For more than two centuries, blocks of marès — the soft golden sandstone that builds almost every wall, church and farmhouse on Menorca — were cut out of the ground here at Pedreres de s'Hostal, just outside Ciutadella. The quarrymen worked downwards rather than up, slicing the stone away block by block until they had carved vast open-air chambers and canyons into the earth: a kind of architecture in reverse. Two distinct quarries sit side by side. The older one was cut entirely by hand, leaving soft, organic, irregular walls; the newer one was worked by machine, leaving sheer straight cliffs that rise like the sides of a roofless cathedral.
When quarrying stopped, the site was destined to become a landfill. In 1994 a group led by the sculptor and landscape artist Laetitia Sauleau began rescuing it instead, and in 1997 it was declared a Bien de Interés Cultural — a protected Spanish cultural-heritage site. Volunteers and the Fundació Lithica that grew out of the project slowly turned the abandoned pits into something extraordinary: the old hand-cut quarry has been planted as a series of green rooms — botanical gardens, a medieval-style orchard, and labyrinths of stone and hedge that you walk down into rather than across.
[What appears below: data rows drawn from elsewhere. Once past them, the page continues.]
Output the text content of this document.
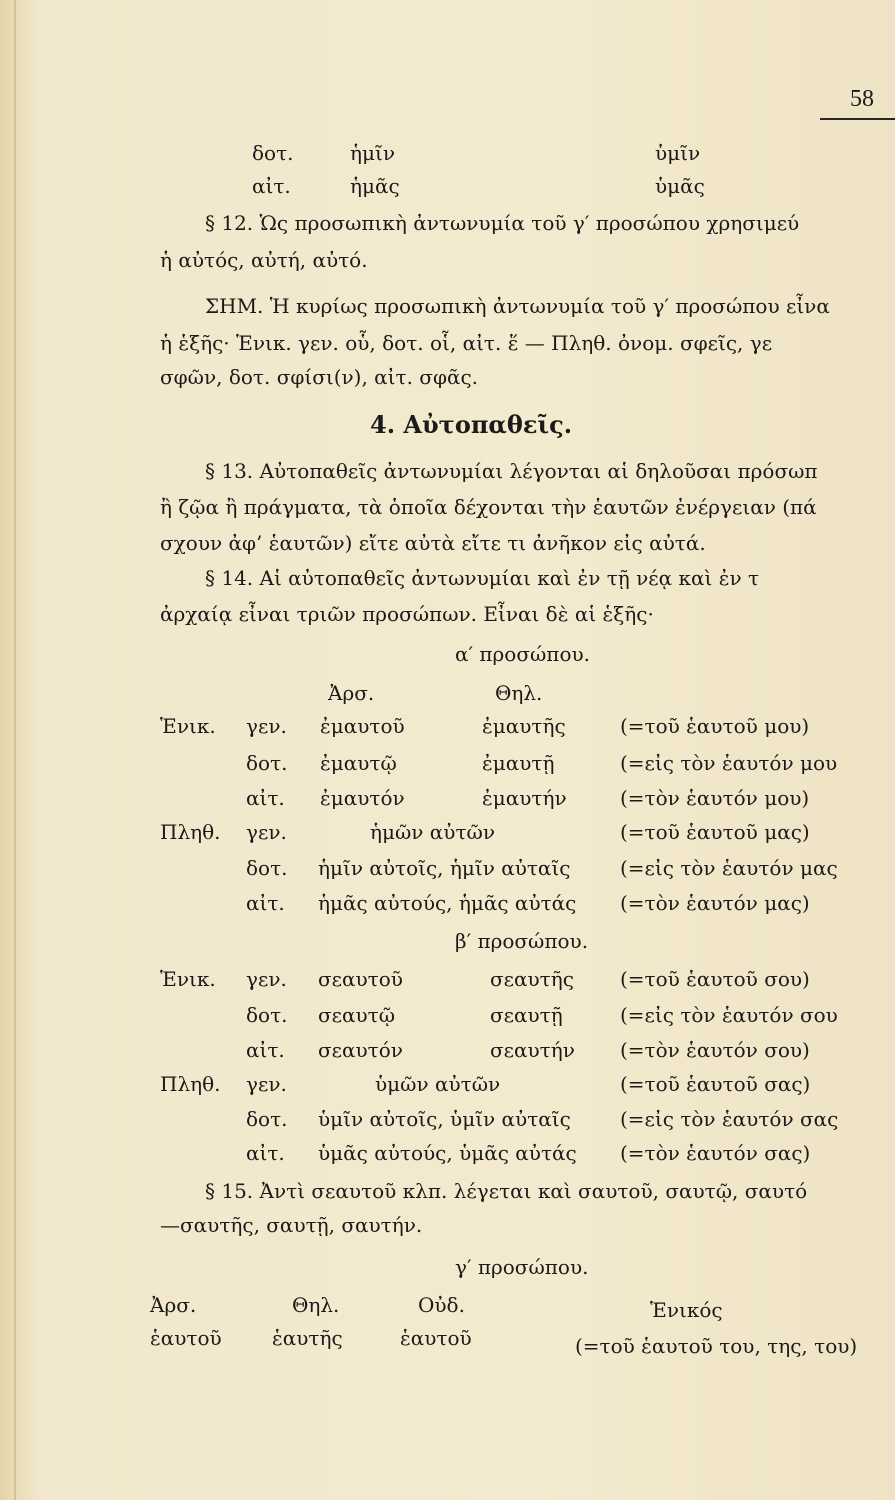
58
δοτ.	ἡμῖν	ὑμῖν
αἰτ.	ἡμᾶς	ὑμᾶς
§ 12. Ὡς προσωπικὴ ἀντωνυμία τοῦ γ′ προσώπου χρησιμεύ
ἡ αὐτός, αὐτή, αὐτό.
ΣΗΜ. Ἡ κυρίως προσωπικὴ ἀντωνυμία τοῦ γ′ προσώπου εἶνα
ἡ ἑξῆς· Ἑνικ. γεν. οὗ, δοτ. οἷ, αἰτ. ἕ — Πληθ. ὀνομ. σφεῖς, γε
σφῶν, δοτ. σφίσι(ν), αἰτ. σφᾶς.
4. Αὐτοπαθεῖς.
§ 13. Αὐτοπαθεῖς ἀντωνυμίαι λέγονται αἱ δηλοῦσαι πρόσωπ
ἢ ζῷα ἢ πράγματα, τὰ ὁποῖα δέχονται τὴν ἑαυτῶν ἐνέργειαν (πά
σχουν ἀφ’ ἑαυτῶν) εἴτε αὐτὰ εἴτε τι ἀνῆκον εἰς αὐτά.
§ 14. Αἱ αὐτοπαθεῖς ἀντωνυμίαι καὶ ἐν τῇ νέᾳ καὶ ἐν τ
ἀρχαίᾳ εἶναι τριῶν προσώπων. Εἶναι δὲ αἱ ἑξῆς·
α′ προσώπου.
Ἀρσ.	Θηλ.
Ἑνικ. γεν. ἐμαυτοῦ	ἐμαυτῆς	(=τοῦ ἑαυτοῦ μου)
δοτ. ἐμαυτῷ	ἐμαυτῇ	(=εἰς τὸν ἑαυτόν μου
αἰτ. ἐμαυτόν	ἐμαυτήν	(=τὸν ἑαυτόν μου)
Πληθ. γεν.	ἡμῶν αὐτῶν	(=τοῦ ἑαυτοῦ μας)
δοτ. ἡμῖν αὐτοῖς, ἡμῖν αὐταῖς (=εἰς τὸν ἑαυτόν μας
αἰτ. ἡμᾶς αὐτούς, ἡμᾶς αὐτάς (=τὸν ἑαυτόν μας)
β′ προσώπου.
Ἑνικ. γεν. σεαυτοῦ	σεαυτῆς (=τοῦ ἑαυτοῦ σου)
δοτ. σεαυτῷ	σεαυτῇ	(=εἰς τὸν ἑαυτόν σου
αἰτ. σεαυτόν	σεαυτήν (=τὸν ἑαυτόν σου)
Πληθ. γεν.	ὑμῶν αὐτῶν	(=τοῦ ἑαυτοῦ σας)
δοτ. ὑμῖν αὐτοῖς, ὑμῖν αὐταῖς (=εἰς τὸν ἑαυτόν σας
αἰτ. ὑμᾶς αὐτούς, ὑμᾶς αὐτάς (=τὸν ἑαυτόν σας)
§ 15. Ἀντὶ σεαυτοῦ κλπ. λέγεται καὶ σαυτοῦ, σαυτῷ, σαυτό
—σαυτῆς, σαυτῇ, σαυτήν.
γ′ προσώπου.
Ἀρσ.	Θηλ.	Οὐδ.	Ἑνικός
ἑαυτοῦ	ἑαυτῆς	ἑαυτοῦ	(=τοῦ ἑαυτοῦ του, της, του)
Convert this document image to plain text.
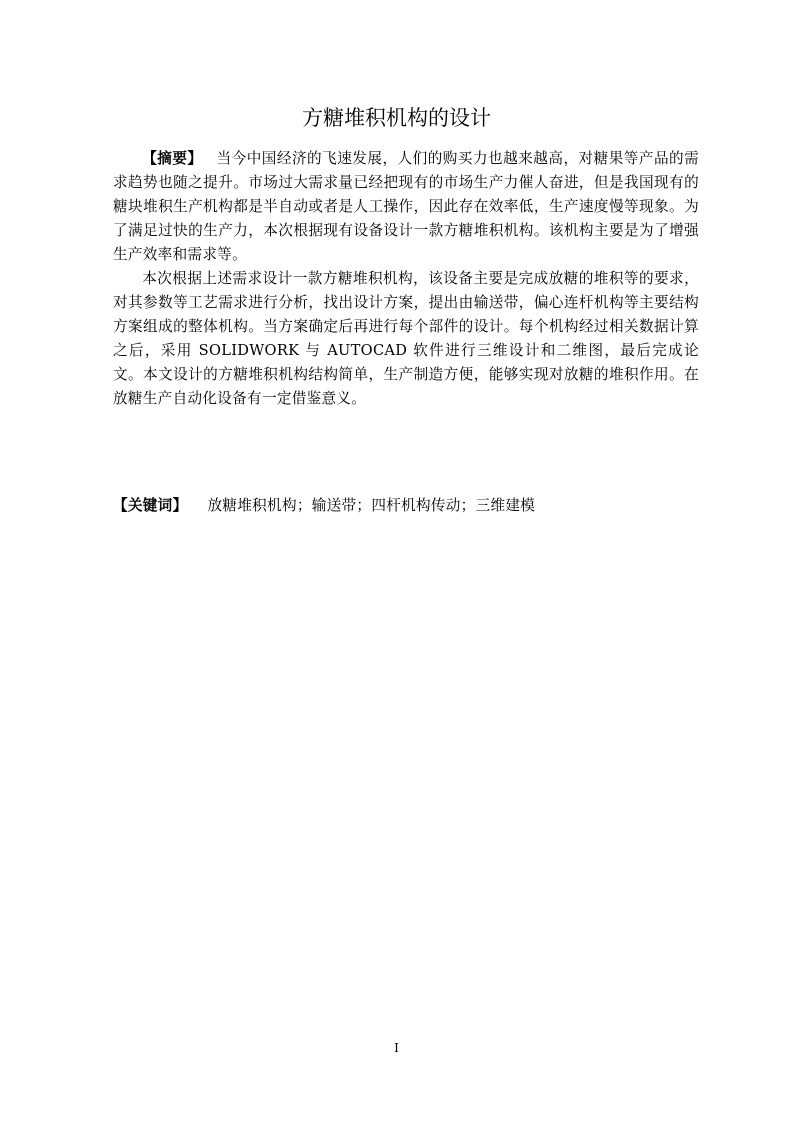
方糖堆积机构的设计

【摘要】 当今中国经济的飞速发展，人们的购买力也越来越高，对糖果等产品的需求趋势也随之提升。市场过大需求量已经把现有的市场生产力催人奋进，但是我国现有的糖块堆积生产机构都是半自动或者是人工操作，因此存在效率低，生产速度慢等现象。为了满足过快的生产力，本次根据现有设备设计一款方糖堆积机构。该机构主要是为了增强生产效率和需求等。

本次根据上述需求设计一款方糖堆积机构，该设备主要是完成放糖的堆积等的要求，对其参数等工艺需求进行分析，找出设计方案，提出由输送带，偏心连杆机构等主要结构方案组成的整体机构。当方案确定后再进行每个部件的设计。每个机构经过相关数据计算之后，采用 SOLIDWORK 与 AUTOCAD 软件进行三维设计和二维图，最后完成论文。本文设计的方糖堆积机构结构简单，生产制造方便，能够实现对放糖的堆积作用。在放糖生产自动化设备有一定借鉴意义。

【关键词】 放糖堆积机构；输送带；四杆机构传动；三维建模

I
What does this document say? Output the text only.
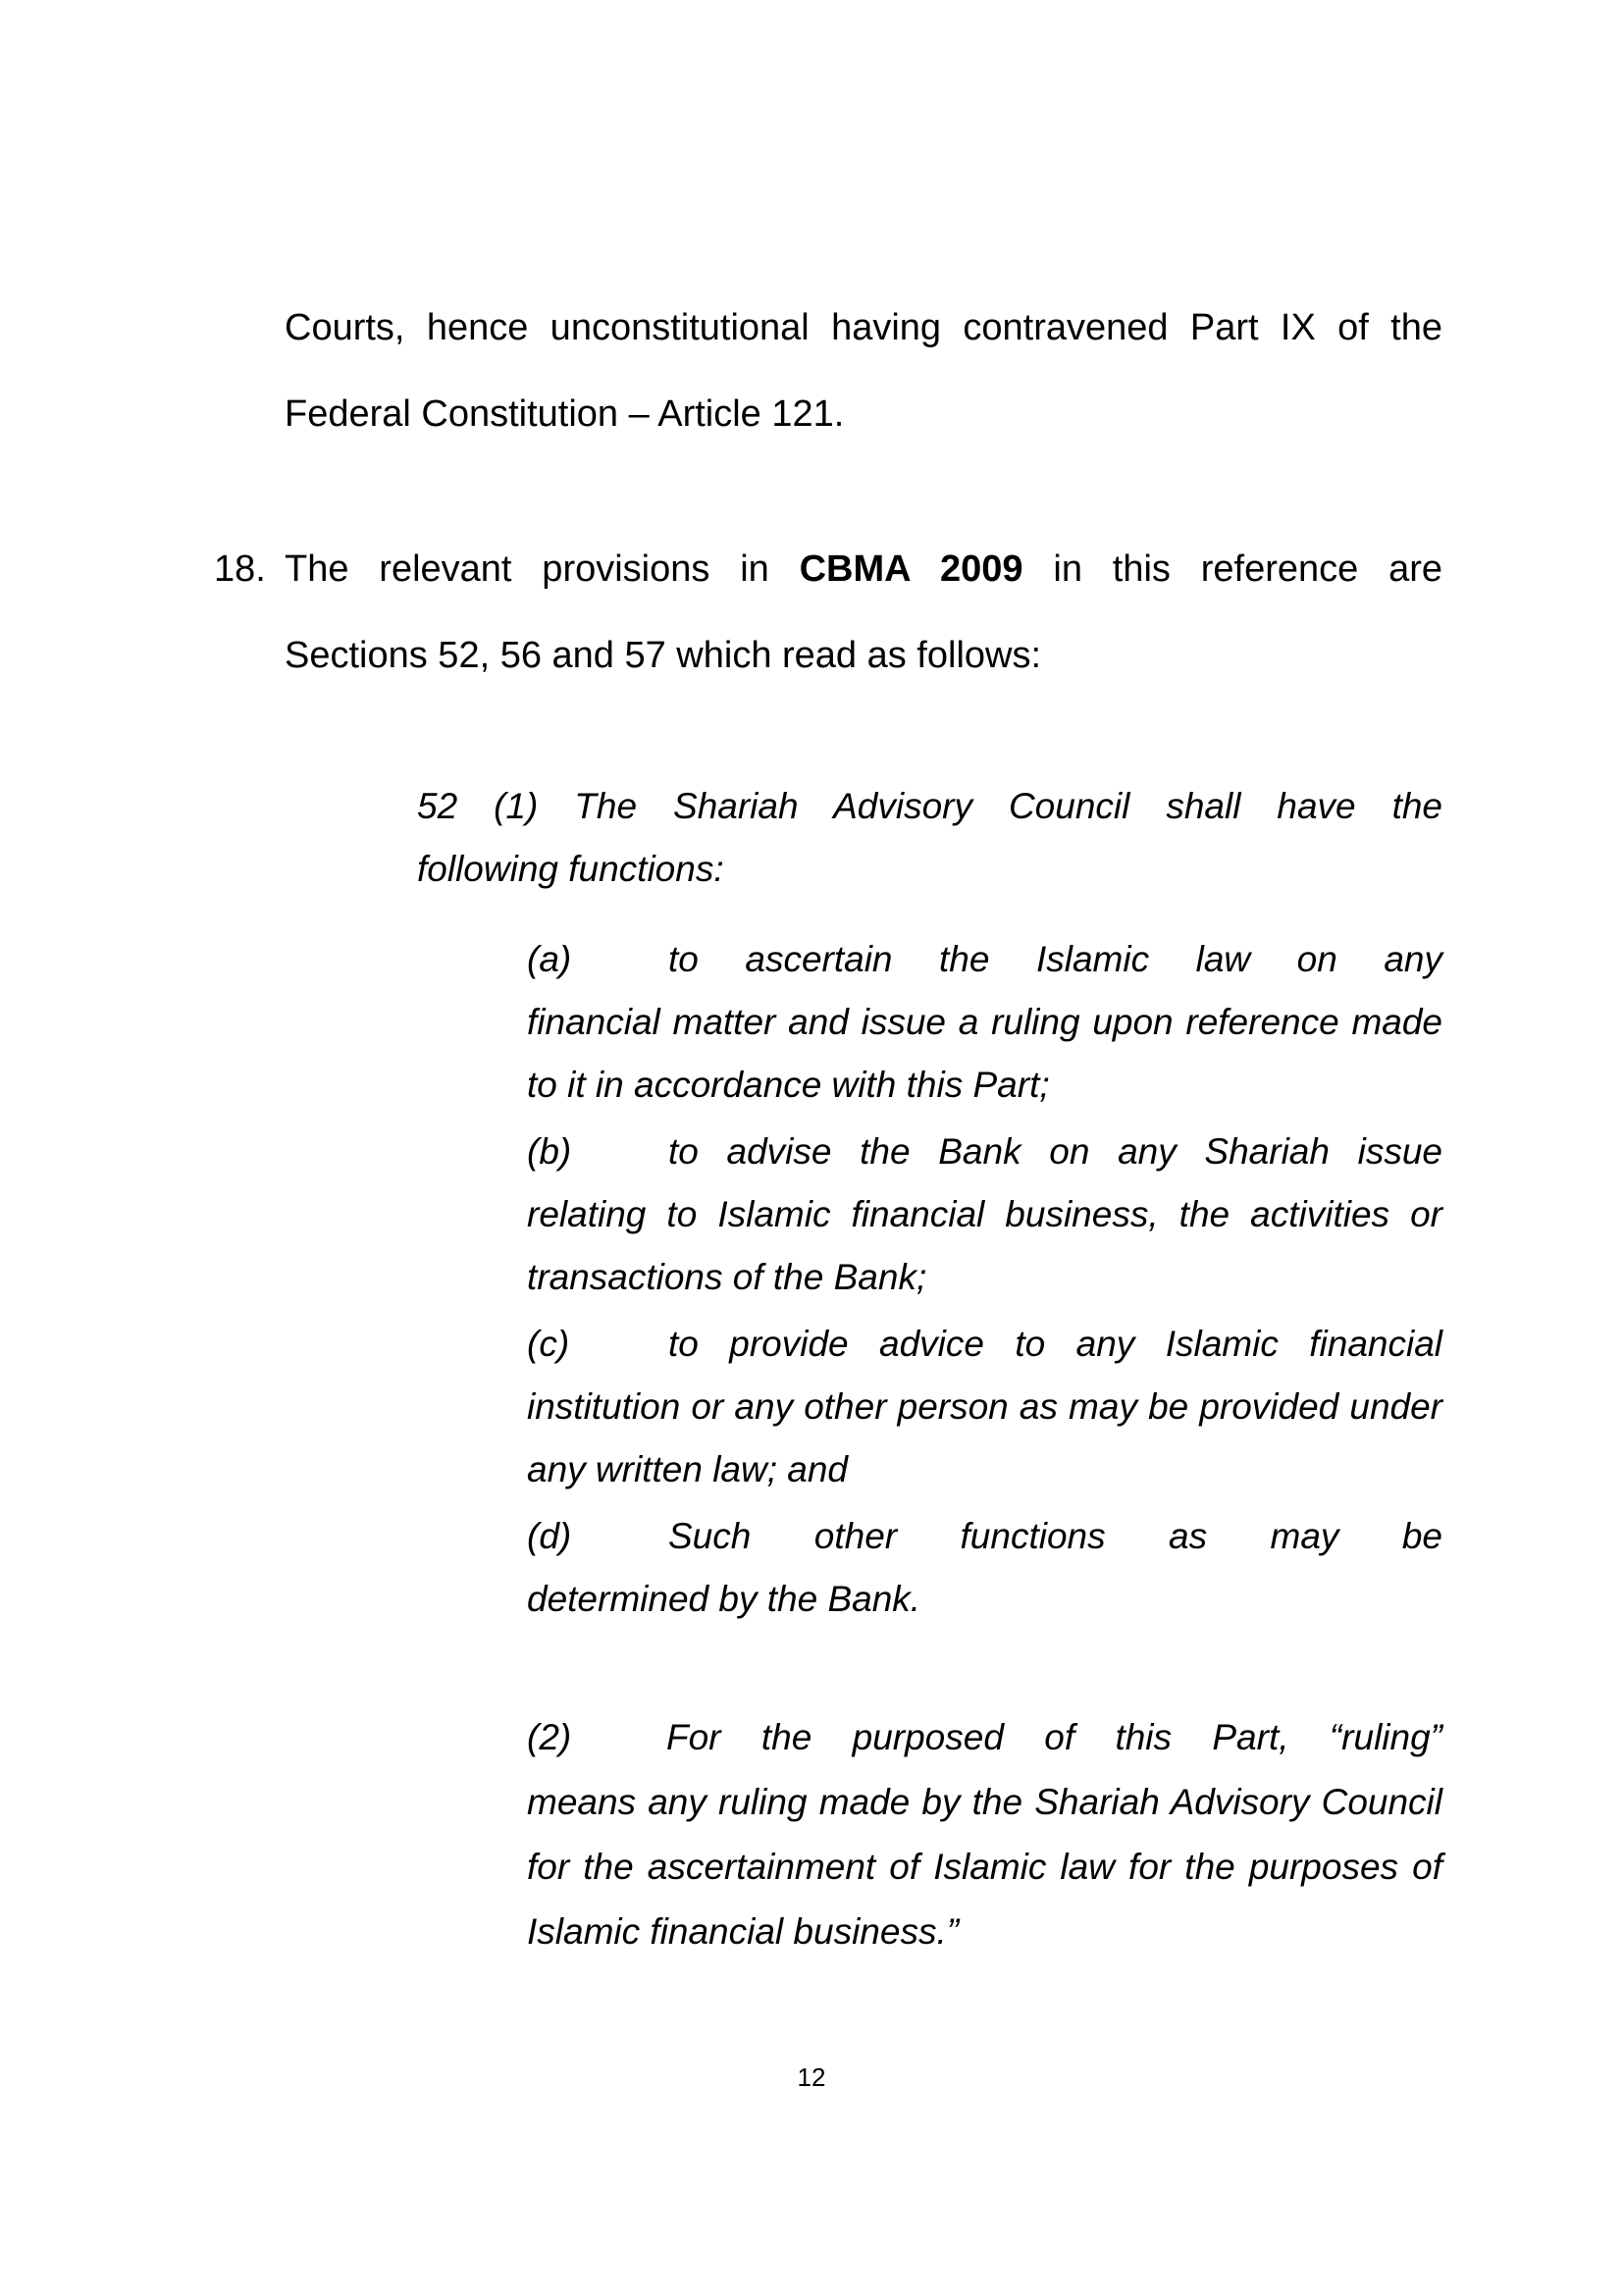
Courts, hence unconstitutional having contravened Part IX of the
Federal Constitution – Article 121.
18. The relevant provisions in CBMA 2009 in this reference are
Sections 52, 56 and 57 which read as follows:
52 (1) The Shariah Advisory Council shall have the
following functions:
(a)	to ascertain the Islamic law on any
financial matter and issue a ruling upon reference made to it in accordance with this Part;
(b)	to advise the Bank on any Shariah issue
relating to Islamic financial business, the activities or transactions of the Bank;
(c)	to provide advice to any Islamic financial
institution or any other person as may be provided under any written law; and
(d)	Such other functions as may be
determined by the Bank.
(2)	For the purposed of this Part, “ruling”
means any ruling made by the Shariah Advisory Council for the ascertainment of Islamic law for the purposes of Islamic financial business.”
12
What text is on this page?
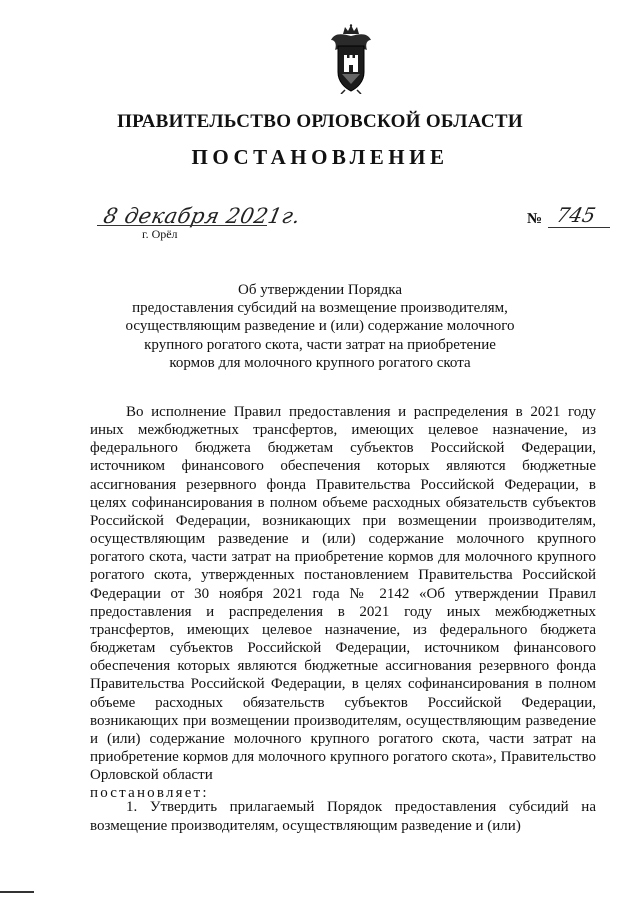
ПРАВИТЕЛЬСТВО ОРЛОВСКОЙ ОБЛАСТИ
ПОСТАНОВЛЕНИЕ
8 декабря 2021г.
г. Орёл
№ 745
Об утверждении Порядка
предоставления субсидий на возмещение производителям,
осуществляющим разведение и (или) содержание молочного
крупного рогатого скота, части затрат на приобретение
кормов для молочного крупного рогатого скота

Во исполнение Правил предоставления и распределения в 2021 году иных межбюджетных трансфертов, имеющих целевое назначение, из федерального бюджета бюджетам субъектов Российской Федерации, источником финансового обеспечения которых являются бюджетные ассигнования резервного фонда Правительства Российской Федерации, в целях софинансирования в полном объеме расходных обязательств субъектов Российской Федерации, возникающих при возмещении производителям, осуществляющим разведение и (или) содержание молочного крупного рогатого скота, части затрат на приобретение кормов для молочного крупного рогатого скота, утвержденных постановлением Правительства Российской Федерации от 30 ноября 2021 года № 2142 «Об утверждении Правил предоставления и распределения в 2021 году иных межбюджетных трансфертов, имеющих целевое назначение, из федерального бюджета бюджетам субъектов Российской Федерации, источником финансового обеспечения которых являются бюджетные ассигнования резервного фонда Правительства Российской Федерации, в целях софинансирования в полном объеме расходных обязательств субъектов Российской Федерации, возникающих при возмещении производителям, осуществляющим разведение и (или) содержание молочного крупного рогатого скота, части затрат на приобретение кормов для молочного крупного рогатого скота», Правительство Орловской области

постановляет:

1. Утвердить прилагаемый Порядок предоставления субсидий на возмещение производителям, осуществляющим разведение и (или)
The result is one of Menorca's quietest and strangest places. You descend from the bright Mediterranean light into cool stone canyons, follow paths between citrus trees and aromatic herbs growing where stone was once hauled out, lose yourself briefly in the maze, and sit in an amphitheatre carved straight from the rock, prized in summer for its acoustics. It is not a beach, a fortress or a museum — it is a contemplative landscape, best given a slow hour and a half to two hours rather than a quick photo stop. The ticket is open-dated: choose your day, arrive during opening hours, and walk straight in.